I also want my flawed characters to learn how to work around their flaws. There’s an early episode that involves BDSM where they consciously talk about these limits. The very traditional detective asks to be taken off the case because he feels he can’t connect with the victim and understand him. He’s refused by his boss because they don’t get to pick their victims, they have to investigate every death. And then over the course of the episode, the traditional detective consciously works to find a way to connect with the victim, things as small as both being baseball fans. This is a really important thing! He knows he is prejudiced and tries to take action by leaving the case, his boss refuses because the solution is to solve the problem not work around it, and he takes that to heart and finds a way to do his job no matter what.

I don’t think it’s good to see Perfect Cops (or Perfect Doctors or Perfect Lawyers or really Perfect anything) in mass media. That’s a bad lesson, teaching folks to blindly trust a profession instead of seeing the person within it. But I also don’t think it’s good to say “eh, they are flawed but doing their best, it’s okay if they are a little prejudiced and shortsighted”. There’s a way to say “no one is perfect, it is your responsibility to try to do your job the best you can anyway”. That’s what the best episodes of Law and Order accomplished, telling us that these figures of authority aren’t perfect but, on the other hand, we should expect them to TRY to be perfect as best they can.

In a broader sense, that’s what the show is saying about American society and laws. They aren’t perfect, but we should try for perfection. We should try to prosecute the rich as much as the poor, to have mercy for victims, to be perfectly fair. Yes, that isn’t the reality, this isn’t a fair world, but we should TRY for it to be perfect. My least favorite trope, that shows up A LOT in later seasons of Law and Order, is when people shake their heads and say “it’s the system, what to do?” Well then MAKE THE SYSTEM BETTER!!!! Or even better, as a TV writer, show the system working the way it SHOULD work and raise the expectations of the public. I don’t need another sad fictional story of the failure of foster care, I want a fictional story about the success of foster care and how it’s supposed to happen and the standards I should expect from my own local agencies.
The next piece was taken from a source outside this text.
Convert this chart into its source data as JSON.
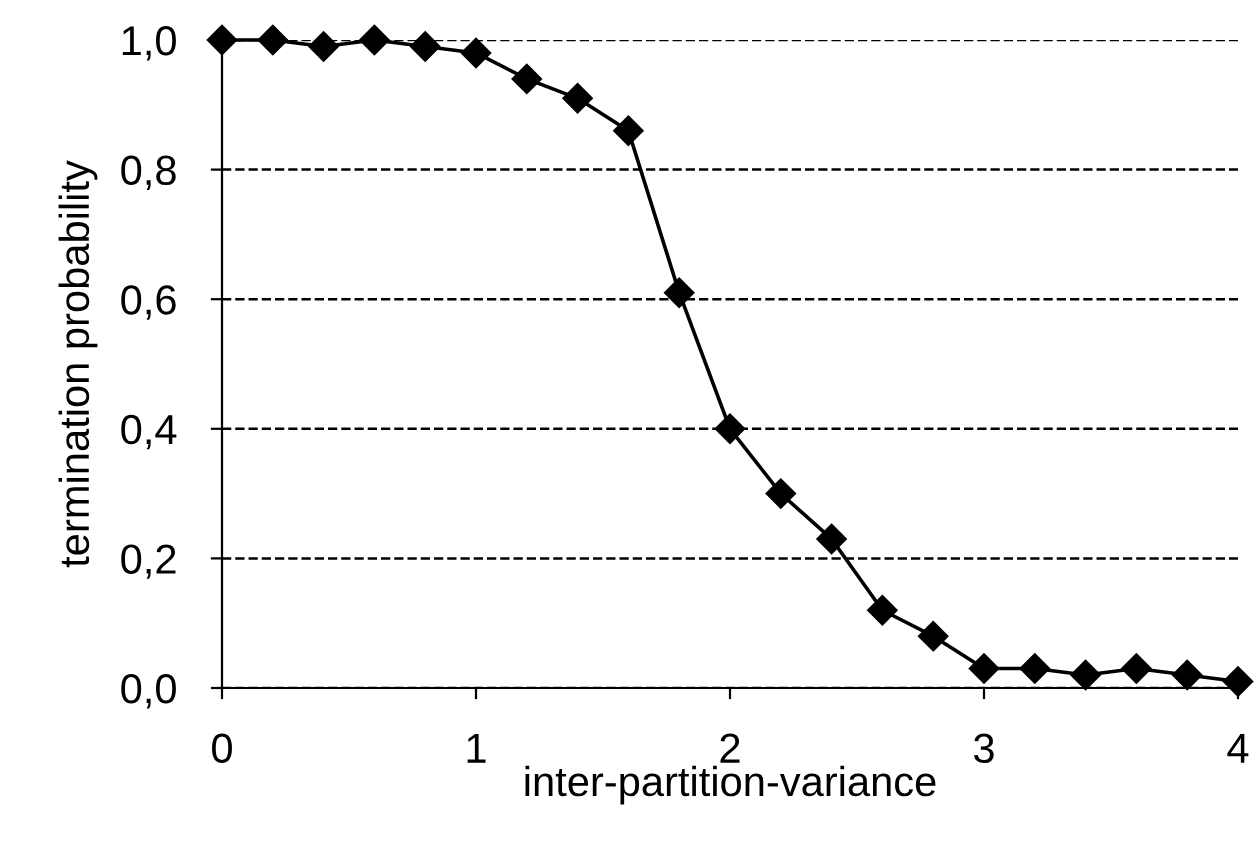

I don’t know why Law and Order get farther and farther from this ideal the longer it ran, the idea of flawed people doing their best and a flawed system trying to be the best it can. Less money for good writers and producers? Bad casting choices? Attitudes changing? Or maybe just the steadily decreasing crime rate? Crime went from being a casual everyday thing, to “Oh My God it’s the WORST THING EVER please SAVE ME!” However and why ever it happened, most people seem to agree the show started going downhill around season 8 or 9.

Speaking of, I just got to season 10. Boooooo! Everyone’s getting cell phones and the hair isn’t funky 90s and, more importantly, the scripts are starting to get dumber.

So that’s my big update! I started a new job (today was orientation and I am totally exhausted and overwhelmed), and I am watching Law and Order! And you should watch it too, especially if you haven’t revisited the early seasons in a while.